Welcome to the world of condo loan rules. Not only do the rules for a condo loan vary greatly between FHA loans and conventional loans, but also each lender's investor may have her own set of rules (called overlays). Unlike a single-family home loan, condo loans are different, and not every condominium project qualifies.

Also, just because FHA says you can get a condo loan does not mean the lender you have chosen will agree to fund such a loan. Further, to complicate matters the other direction, just because a condo complex is absent from the approved FHA condo list does not mean the lender won't accept a "spot appraisal" and approve it, because the lender might.

This is a good reason to wisely choose the lender for your condo loan.

FHA Rules for a Condo Loan

Many borrowers, especially first-time home buyers gravitate toward buying a condo because the prices are generally much less than those for a single-family home. Because the prices are often lower, so are the down payment requirements. But other rules can blow a buyer's chance of getting a loan:

  • FHA Approved Condo List: HUD requires the condo to be listed on its FHA approved condominium list. If the condo is not on the list, the borrower will need to seek conventional financing.
  • Principal Residence: I recently had a buyer disqualified because he worked in San Jose and was buying a condo in Sacramento. He planned to telecommute and drive into San Jose twice during the week. Nope, the lender said the distance was too great to be considered a permanent residence.
  • Percentage of FHA Loans: At least 80% of all FHA loans in the complex must be owner-occupied, the borrower's principal place of residence. If too many FHA-insured units are turned into rentals, FHA will not approve the loan.
  • Percentage of Owner Occupied Units: A minimum of 51% of the units in the complex must be owner-occupied. There is a perception, perhaps true, that owner occupants take better care of their units and are more fully vested in the complex than a tenant.
  • Construction Completion: The project must be completed for at least a year, with no additions or phases pending. This means the first sales in the complex will probably be purchased with cash or by non-FHA types of financing.
  • No Spot Review: FHA eliminated spot reviews, which used to mean even if the condo wasn't on FHA's approved condo list, FHA might still make the loan upon review of a questionnaire.
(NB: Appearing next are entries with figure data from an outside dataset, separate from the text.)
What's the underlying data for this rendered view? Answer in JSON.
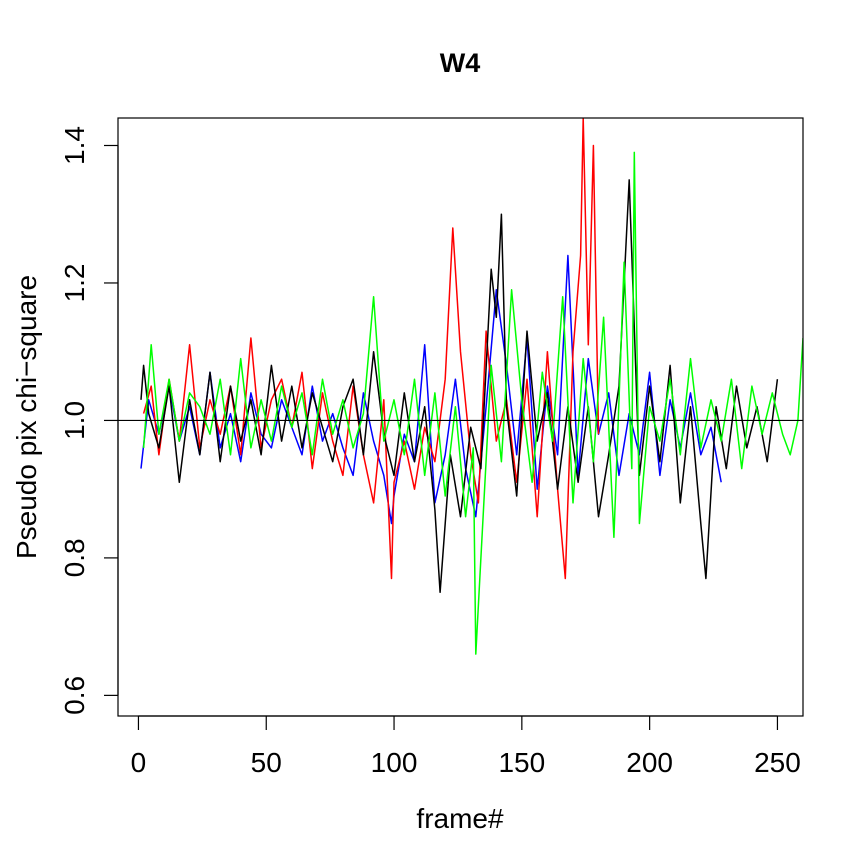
{
  "chart_data": {
    "type": "line",
    "title": "W4",
    "xlabel": "frame#",
    "ylabel": "Pseudo pix chi−square",
    "xlim": [
      -8,
      260
    ],
    "ylim": [
      0.57,
      1.44
    ],
    "xticks": [
      0,
      50,
      100,
      150,
      200,
      250
    ],
    "yticks": [
      0.6,
      0.8,
      1.0,
      1.2,
      1.4
    ],
    "xtick_labels": [
      "0",
      "50",
      "100",
      "150",
      "200",
      "250"
    ],
    "ytick_labels": [
      "0.6",
      "0.8",
      "1.0",
      "1.2",
      "1.4"
    ],
    "reference_line": 1.0,
    "grid": false,
    "legend": "none",
    "series": [
      {
        "color": "#0000ff",
        "x": [
          1,
          4,
          8,
          12,
          16,
          20,
          24,
          28,
          32,
          36,
          40,
          44,
          48,
          52,
          56,
          60,
          64,
          68,
          72,
          76,
          80,
          84,
          88,
          92,
          96,
          99,
          100,
          104,
          108,
          112,
          116,
          120,
          124,
          128,
          132,
          136,
          140,
          144,
          148,
          152,
          156,
          160,
          164,
          168,
          172,
          176,
          180,
          184,
          188,
          192,
          196,
          200,
          204,
          208,
          212,
          216,
          220,
          224,
          228
        ],
        "values": [
          0.93,
          1.03,
          0.98,
          1.05,
          0.97,
          1.02,
          0.95,
          1.07,
          0.96,
          1.01,
          0.94,
          1.04,
          0.98,
          0.96,
          1.03,
          0.99,
          0.95,
          1.05,
          0.97,
          1.01,
          0.96,
          0.92,
          1.04,
          0.97,
          0.92,
          0.85,
          0.89,
          0.98,
          0.94,
          1.11,
          0.88,
          0.95,
          1.06,
          0.93,
          0.86,
          1.02,
          1.19,
          1.08,
          0.95,
          1.12,
          0.9,
          1.05,
          0.95,
          1.24,
          0.92,
          1.09,
          0.98,
          1.04,
          0.92,
          1.01,
          0.95,
          1.07,
          0.92,
          1.03,
          0.96,
          1.04,
          0.95,
          0.99,
          0.91
        ]
      },
      {
        "color": "#ff0000",
        "x": [
          2,
          5,
          8,
          12,
          16,
          20,
          24,
          28,
          32,
          36,
          40,
          44,
          48,
          52,
          56,
          60,
          64,
          68,
          72,
          76,
          80,
          84,
          88,
          92,
          96,
          99,
          100,
          104,
          108,
          112,
          116,
          120,
          123,
          126,
          130,
          133,
          136,
          140,
          144,
          148,
          152,
          156,
          160,
          164,
          167,
          170,
          173,
          174,
          176,
          178,
          180
        ],
        "values": [
          1.01,
          1.05,
          0.95,
          1.06,
          0.97,
          1.11,
          0.96,
          1.03,
          0.98,
          1.05,
          0.95,
          1.12,
          0.96,
          1.03,
          1.06,
          0.99,
          1.07,
          0.93,
          1.04,
          0.97,
          0.92,
          1.05,
          0.95,
          0.88,
          1.03,
          0.77,
          0.91,
          0.97,
          0.9,
          0.99,
          0.94,
          1.06,
          1.28,
          1.1,
          0.95,
          0.88,
          1.13,
          0.97,
          1.03,
          0.91,
          1.06,
          0.86,
          1.1,
          0.9,
          0.77,
          1.1,
          1.24,
          1.44,
          1.11,
          1.4,
          0.98
        ]
      },
      {
        "color": "#000000",
        "x": [
          1,
          2,
          4,
          8,
          12,
          16,
          20,
          24,
          28,
          32,
          36,
          40,
          44,
          48,
          52,
          56,
          60,
          64,
          68,
          72,
          76,
          80,
          84,
          88,
          92,
          96,
          100,
          104,
          108,
          112,
          116,
          118,
          122,
          126,
          130,
          134,
          138,
          140,
          142,
          144,
          148,
          152,
          156,
          160,
          164,
          168,
          172,
          176,
          180,
          184,
          188,
          192,
          196,
          200,
          204,
          208,
          212,
          216,
          220,
          222,
          226,
          230,
          234,
          238,
          242,
          246,
          250
        ],
        "values": [
          1.03,
          1.08,
          1.01,
          0.96,
          1.05,
          0.91,
          1.03,
          0.95,
          1.07,
          0.94,
          1.05,
          0.97,
          1.03,
          0.95,
          1.08,
          0.97,
          1.05,
          0.96,
          1.04,
          0.99,
          0.94,
          1.02,
          1.06,
          0.95,
          1.1,
          0.98,
          0.92,
          1.04,
          0.94,
          1.02,
          0.87,
          0.75,
          0.95,
          0.86,
          0.99,
          0.93,
          1.22,
          1.15,
          1.3,
          1.02,
          0.89,
          1.13,
          0.97,
          1.04,
          0.9,
          1.02,
          0.91,
          1.02,
          0.86,
          0.95,
          1.05,
          1.35,
          0.92,
          1.05,
          0.94,
          1.08,
          0.88,
          1.02,
          0.85,
          0.77,
          1.02,
          0.93,
          1.05,
          0.96,
          1.02,
          0.94,
          1.06
        ]
      },
      {
        "color": "#00ff00",
        "x": [
          2,
          5,
          8,
          12,
          16,
          20,
          24,
          28,
          32,
          36,
          40,
          44,
          48,
          52,
          56,
          60,
          64,
          68,
          72,
          76,
          80,
          84,
          88,
          92,
          96,
          100,
          104,
          108,
          112,
          116,
          120,
          124,
          128,
          131,
          132,
          134,
          138,
          142,
          146,
          150,
          154,
          158,
          162,
          166,
          170,
          174,
          178,
          182,
          186,
          190,
          193,
          194,
          196,
          200,
          204,
          208,
          212,
          216,
          220,
          224,
          228,
          232,
          236,
          240,
          244,
          248,
          252,
          255,
          258,
          260
        ],
        "values": [
          0.96,
          1.11,
          0.98,
          1.06,
          0.97,
          1.04,
          1.02,
          0.98,
          1.06,
          0.95,
          1.09,
          0.96,
          1.03,
          0.97,
          1.05,
          0.99,
          1.04,
          0.95,
          1.06,
          0.98,
          1.03,
          0.96,
          1.01,
          1.18,
          0.97,
          1.03,
          0.95,
          1.06,
          0.92,
          1.04,
          0.89,
          1.02,
          0.86,
          0.96,
          0.66,
          0.8,
          1.08,
          0.94,
          1.19,
          1.03,
          0.91,
          1.07,
          0.97,
          1.18,
          0.88,
          1.09,
          0.94,
          1.15,
          0.83,
          1.23,
          0.93,
          1.39,
          0.85,
          1.02,
          0.97,
          1.06,
          0.95,
          1.09,
          0.96,
          1.03,
          0.97,
          1.06,
          0.93,
          1.05,
          0.98,
          1.04,
          0.98,
          0.95,
          1.0,
          1.12
        ]
      }
    ]
  }
}
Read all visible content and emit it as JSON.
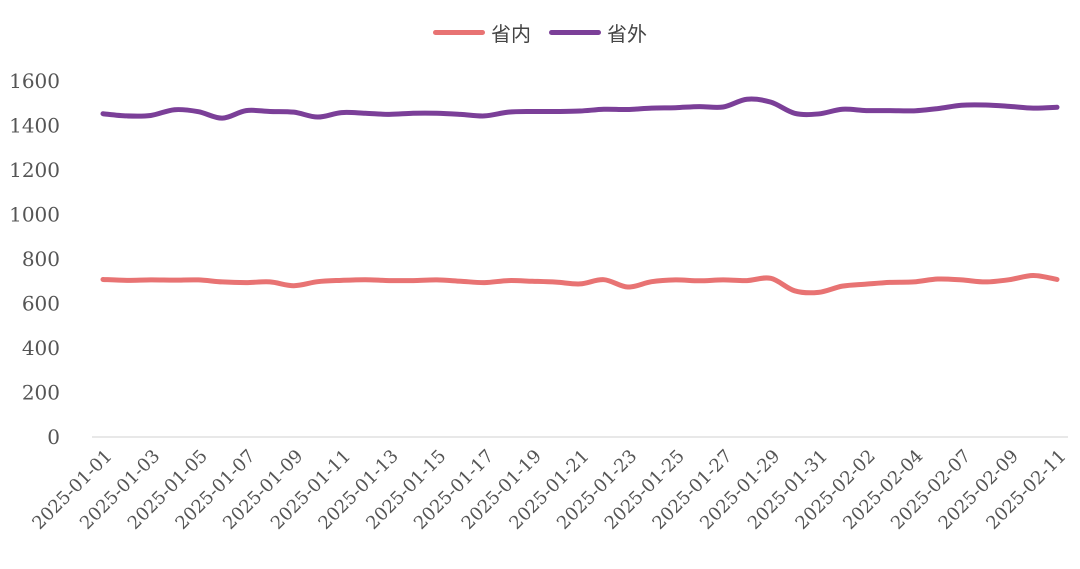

    General Condo Loan Rules

    Whether the borrower obtains FHA or conventional financing, some condo loan rules are the same. Here are a few:

    • HOA delinquencies: In complexes where values have fallen across the board, dues are generally delinquent for those in short sale status or bank-owned. Percentage minimums apply, and generally, at least 85% of homeowner association dues must be in paid on time.
    • Pending legislation: No lender wants to see pending legislation in a condo complex. Many lawsuits are costly and time-consuming to resolve.
    • Restrictive covenants: Banks often demand that title be transferred in fee simple, free from any restrictions such as age, for example.
    • Appropriate insurance coverage: The complex must maintain appropriate insurance such as hazard, liability and flood insurance. Every time the National Flood Insurance program approaches jeopardy, condo complexes suffer.